Trace is an interactive audio/video installation that allows its users to control both light and sound through gesture. A fog machine fills a room with fog to solidify the projector’s light into solid beams of light, similar to Anthony McCall’s Line Describing a Cone (1973). In Trace, the users face the lens of the projector and use their hands to control both the beams of light as well as sound so that they can create their own sound/light compositions. Trace is a light sculpting instrument where each hand plays a different sound and controls a separate beam of light. Users can see, hear, feel, and manipulate the light forms that they create. The light/sound is affected by the velocity and direction of their gestures. When the user stops moving, the light instrument stops, but there is a delay effect on both light and image so that users can observe and build upon the patterns of their composition.

Full Description

Trace is an interactive audio/video installation that allows its users to control both light and sound through gesture. A fog machine fills a room with fog to solidify the projector’s light into solid beams of light, similar to Anthony McCall’s Line Describing a Cone (1973). In Trace, the users face the lens of the projector and use their hands to control both the beams of light as well as sound so that they can create their own sound/light compositions. Trace is a light sculpting instrument where each hand plays a different sound and controls a separate beam of light. Users can see, hear, feel, and manipulate the light forms that they create. The light/sound is affected by the velocity and direction of their gestures. When the user stops moving, the light instrument stops, but there is a delay effect on both light and image so that users can observe and build upon the patterns of their composition. With Anthony McCall’s Line Describing a Cone (1973), McCall solidified the projector beam into a “light sculpture” by projecting a film of a circle drawing over time in a room full of haze. Once the circle was completed, the result was a solid walled, but hollow cone of light.
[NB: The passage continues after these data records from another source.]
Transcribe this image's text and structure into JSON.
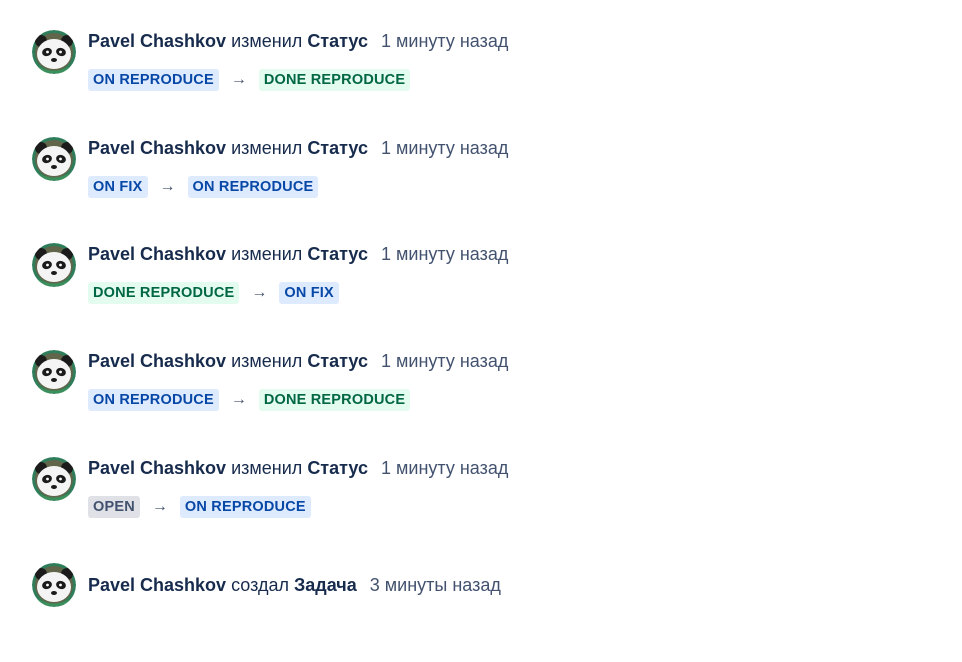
{
  "entries": [
    {
      "author": "Pavel Chashkov",
      "verb": "изменил",
      "field": "Статус",
      "time": "1 минуту назад",
      "from": {
        "label": "ON REPRODUCE",
        "color": "blue"
      },
      "to": {
        "label": "DONE REPRODUCE",
        "color": "green"
      }
    },
    {
      "author": "Pavel Chashkov",
      "verb": "изменил",
      "field": "Статус",
      "time": "1 минуту назад",
      "from": {
        "label": "ON FIX",
        "color": "blue"
      },
      "to": {
        "label": "ON REPRODUCE",
        "color": "blue"
      }
    },
    {
      "author": "Pavel Chashkov",
      "verb": "изменил",
      "field": "Статус",
      "time": "1 минуту назад",
      "from": {
        "label": "DONE REPRODUCE",
        "color": "green"
      },
      "to": {
        "label": "ON FIX",
        "color": "blue"
      }
    },
    {
      "author": "Pavel Chashkov",
      "verb": "изменил",
      "field": "Статус",
      "time": "1 минуту назад",
      "from": {
        "label": "ON REPRODUCE",
        "color": "blue"
      },
      "to": {
        "label": "DONE REPRODUCE",
        "color": "green"
      }
    },
    {
      "author": "Pavel Chashkov",
      "verb": "изменил",
      "field": "Статус",
      "time": "1 минуту назад",
      "from": {
        "label": "OPEN",
        "color": "grey"
      },
      "to": {
        "label": "ON REPRODUCE",
        "color": "blue"
      }
    },
    {
      "author": "Pavel Chashkov",
      "verb": "создал",
      "field": "Задача",
      "time": "3 минуты назад"
    }
  ],
  "arrow_glyph": "→",
  "avatar_icon": "panda-avatar-icon",
  "colors": {
    "blue_bg": "#deebff",
    "blue_text": "#0747a6",
    "green_bg": "#e3fcef",
    "green_text": "#006644",
    "grey_bg": "#dfe1e6",
    "grey_text": "#42526e"
  }
}
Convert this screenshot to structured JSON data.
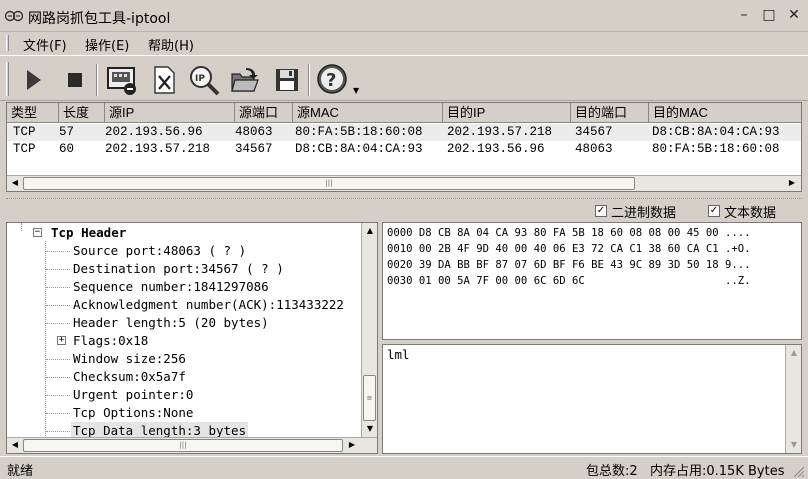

The cone of light was meant to be viewed from multiple angles and explored as a sculptural object.

Trace, references Line Describing a Cone, in that the effect is largely created by projecting simple, two dimensional shapes, and “solidifying” the light beams with the use of a fog machine. However, Trace is primarily meant to be experienced as an interactive project that places the viewer into the beam facing the projector to get the effect, thereby, inverting the viewing convention of looking at the result of the projector (i.e., the projected image). The user in Trace engages with and affects both the form of sound, as well as light through their gesture.